The calm before the storm is what I'm calling today. As of today I know of one heart defect Cole has and I pray that tomorrow no more defects are found during his echocardiogram. Today we only know of the plan let him gain 10 pounds then doctors can operate. Tomorrow everything changes, more plans will be in effect, why does that scare me so bad??? I mean the doctors will give us a date to be able to fix him. I am happy they will fix Cole but I'm just terrified to have the surgery and to lose him. I know this is God's plan and everything happens for a reason. I just wish life had a fast forward. Cole was very fussy today but on a more positive note he was up more today than he has been in the last 2 weeks of his life. I hope our families can meet Cole soon. Being far away from our families are hard right now. I'm thankful for my 16 year old daughter's enthusiasm to help with Cole. My 5 and 3 year old sons they have been so good and understanding these last few weeks. Tonight I sat by their bedside as they slept they looked so peaceful. I said a prayer over them and thanked the lord for my children I love them all so much. Tomorrow I will know more thank you to everyone for all their prayers.


Saturday, June 1, 2013

6/1/13 update

Total Anomalous Pulmonary Venous Return Total Anomalous Pulmonary Venous Return  Total Anomalous Pulmonary Venous Return  I HATE THAT WORD


As I look at my son he looks fine to me. It's what I can't see that is the problem that's whats killing me. Knowing that my son will have his chest opened up and his life will be in the hands of doctors. I know medicine has come along way and technology saves lives everyday, but this is my baby my tiny baby. UGHHH I want to scream. 
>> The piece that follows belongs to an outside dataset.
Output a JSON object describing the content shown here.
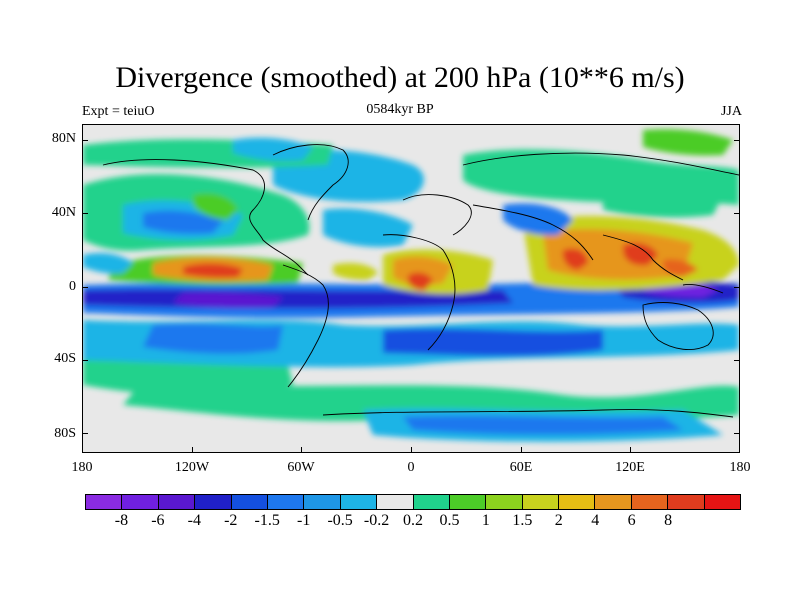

Tuesday is the first cardiologist appointment and Tuesday can't come fast enough. I have so many concerns and questions to ask the doctor's. I'm still watching Cole sleep and breath and sleep is what he does a lot. I'm still terrified he will pass in his sleep. The Doctor said that won't happen but how does he know for sure. Cole looks like he really struggles to breathe at times and that scares me more than I can explain,

 He looks like he is gaining weight which is a great thing but also scary because the faster he gains the sooner the OHS is. Cole eats every 2 hours about 2 ounces. He loves me a lot Dylan teases me that Cole only wants Mommy. I'm not sure if that is true but as the days pass our bond grows stronger. Cole is a fighter he will get through this he is tough I keep telling myself.